1961 Anayasası’nın Kurucu Meclis’te görüşülmesi sırasında bu konu, uzun tartışmalara yol açmıştır.

Millî devlet tabirini savunanlar, milliyetçiliğin anlamı açık olmayan bir kavram olduğunu, mesela Almanya ve İtalya’da kurulmuş bulunan Nasyonal Sosyalist ve Faşist rejimlerin de kendilerini milliyetçi olarak adlandırdıklarını ifade etmiştir.

*

Sonunda, orta yolcu bir formül olarak 2. maddede “millî devlet” deyiminin kullanılması, buna karşılık Başlangıç bölümünde Türk Milliyetçiliği’nin uzun ve ayrıntılı bir tanımının verilmesi kabul edilmiştir.

Böylece milliyetçilik ilkesinin, yanlış anlama ve yorumlara yol açması tehlikesi önlenmek istenmiştir.

1982 Anayasası ise aynı gaye doğrultusunda 2. madde metninde “Atatürk milliyetçiliği” ifadesini kullanmıştır.

“Atatürk tipi Türk milliyetçiliği” de “ilerleme ve gelişme yolunda ve milletlerarası temas ve ilişkilerde, bütün çağdaş milletlere paralel ve onlarla uyum içinde yürümekle beraber, Türk toplumunun özel karakterlerini ve başlı başına bağımsız kimliğini korumaktır” diye tanımlanmıştır. 

Muğlak ve kendi içinde çelişkili olan bu tanım, “Ateş ile su bir arada bulunsun, ne şiş yansın ne kebap” demek gibi bir şeydi, ne millîlikten vazgeçiyordu, ne gayri millîlikten..

Kısacası, bir milliyetçilikten söz ediyoruz, bundan ne anlaşılması gerektiği başlı başına bir sorun oluyor.
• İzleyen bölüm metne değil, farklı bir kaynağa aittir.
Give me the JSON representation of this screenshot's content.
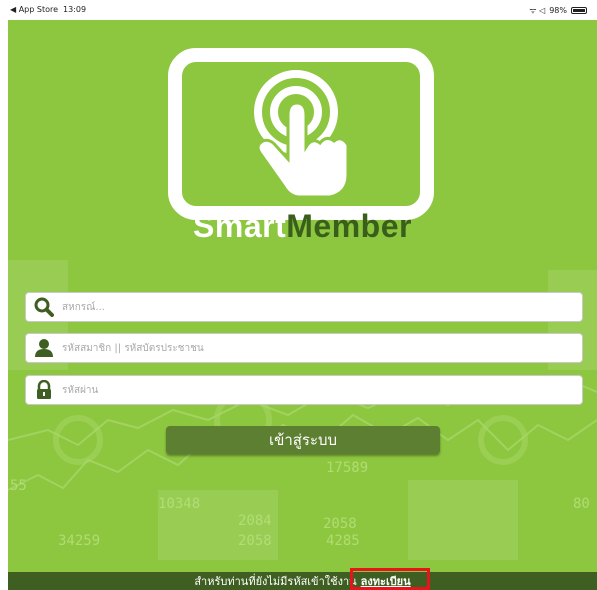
{
  "status_bar": {
    "back_app": "◀ App Store",
    "time": "13:09",
    "signal": "ᯤ ◁",
    "battery": "98%"
  },
  "brand": {
    "part1": "Smart",
    "part2": "Member",
    "icon": "touch-hand-icon"
  },
  "background_numbers": [
    "17589",
    "55",
    "10348",
    "2058",
    "4285",
    "2084",
    "2058",
    "34259",
    "80"
  ],
  "form": {
    "cooperative_placeholder": "สหกรณ์...",
    "member_placeholder": "รหัสสมาชิก || รหัสบัตรประชาชน",
    "password_placeholder": "รหัสผ่าน",
    "login_label": "เข้าสู่ระบบ"
  },
  "footer": {
    "prompt": "สำหรับท่านที่ยังไม่มีรหัสเข้าใช้งาน",
    "register_label": "ลงทะเบียน"
  },
  "colors": {
    "background": "#8dc63f",
    "brand_dark": "#3a5f1b",
    "button": "#5d7f31",
    "footer": "#3f5f22",
    "highlight": "#e8141b"
  }
}
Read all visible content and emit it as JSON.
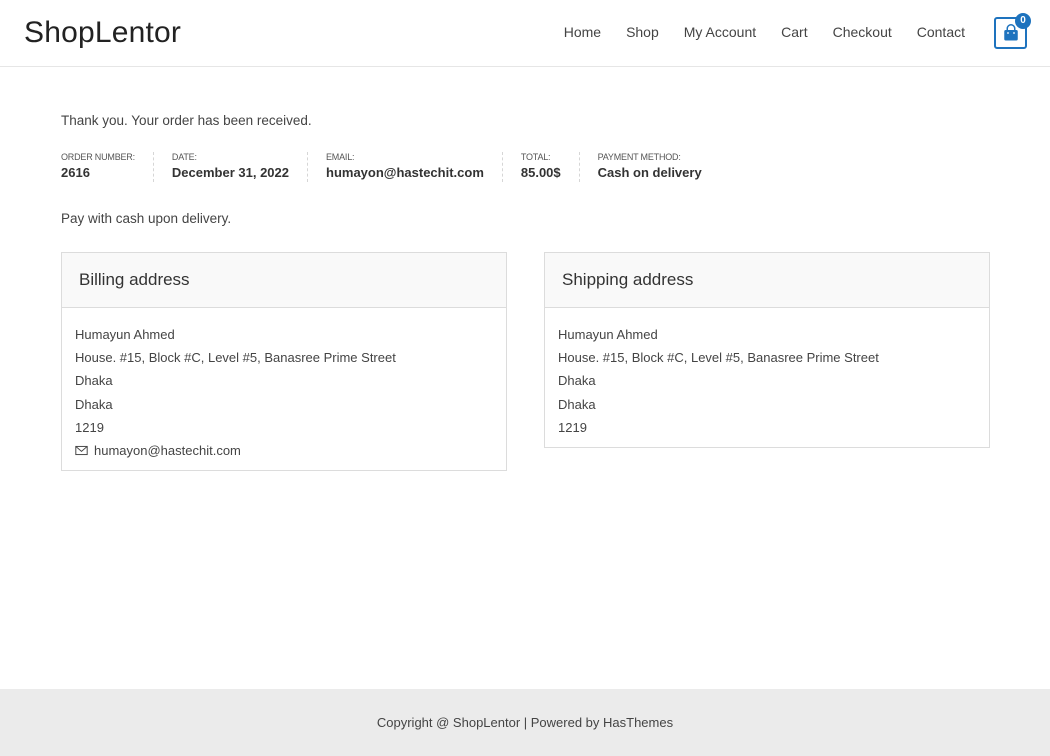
{
  "header": {
    "logo": "ShopLentor",
    "nav": [
      "Home",
      "Shop",
      "My Account",
      "Cart",
      "Checkout",
      "Contact"
    ],
    "cart_count": "0",
    "cart_icon": "shopping-bag-icon"
  },
  "order": {
    "thank_you": "Thank you. Your order has been received.",
    "overview": [
      {
        "label": "ORDER NUMBER:",
        "value": "2616"
      },
      {
        "label": "DATE:",
        "value": "December 31, 2022"
      },
      {
        "label": "EMAIL:",
        "value": "humayon@hastechit.com"
      },
      {
        "label": "TOTAL:",
        "value": "85.00$"
      },
      {
        "label": "PAYMENT METHOD:",
        "value": "Cash on delivery"
      }
    ],
    "payment_note": "Pay with cash upon delivery."
  },
  "billing": {
    "title": "Billing address",
    "lines": [
      "Humayun Ahmed",
      "House. #15, Block #C, Level #5, Banasree Prime Street",
      "Dhaka",
      "Dhaka",
      "1219"
    ],
    "email": "humayon@hastechit.com",
    "email_icon": "envelope-icon"
  },
  "shipping": {
    "title": "Shipping address",
    "lines": [
      "Humayun Ahmed",
      "House. #15, Block #C, Level #5, Banasree Prime Street",
      "Dhaka",
      "Dhaka",
      "1219"
    ]
  },
  "footer": {
    "text": "Copyright @ ShopLentor | Powered by HasThemes"
  },
  "colors": {
    "accent": "#1e73be",
    "footer_bg": "#ebebeb",
    "box_head_bg": "#f9f9f9"
  }
}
Millî devlet diyoruz olmuyor, Atatürk milliyetçiliği diyoruz, tutmuyor.

*

Ama bundan daha kötüsü, devletimizin laik niteliğinin ne demek olduğu konusunda bir kafa karışıklığı var.
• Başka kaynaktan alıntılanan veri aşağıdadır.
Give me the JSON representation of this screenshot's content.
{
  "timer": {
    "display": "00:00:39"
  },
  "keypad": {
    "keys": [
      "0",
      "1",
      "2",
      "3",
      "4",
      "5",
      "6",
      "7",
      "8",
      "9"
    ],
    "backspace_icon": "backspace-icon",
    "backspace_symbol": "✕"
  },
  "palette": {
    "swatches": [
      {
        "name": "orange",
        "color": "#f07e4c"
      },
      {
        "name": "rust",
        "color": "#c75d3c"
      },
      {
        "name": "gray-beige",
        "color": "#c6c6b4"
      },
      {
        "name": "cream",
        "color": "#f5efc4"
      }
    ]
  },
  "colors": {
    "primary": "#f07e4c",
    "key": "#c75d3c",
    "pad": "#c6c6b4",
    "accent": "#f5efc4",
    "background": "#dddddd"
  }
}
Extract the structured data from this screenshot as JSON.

Milliyetçilik iyi kötü, az buçuk tanımlanmış, laiklik ise tanımlanmadan bırakılmış. 

Bugün dünyada çok az sayıda devletin anayasasında laiklik ilkesi yer alıyor. Mesela ABD’de, Almanya’da, Avustralya’da, İsviçre’de, Norveç’te, anayasalarda laiklik diye bir hüküm yer almıyor. Meksika anayasasında, çok çağdaş bir devlet olduğu için herhalde, yer alıyor.

Fakat aslında, laiklik ile milliyetçiliği bir arada savunmak mümkün değildir. 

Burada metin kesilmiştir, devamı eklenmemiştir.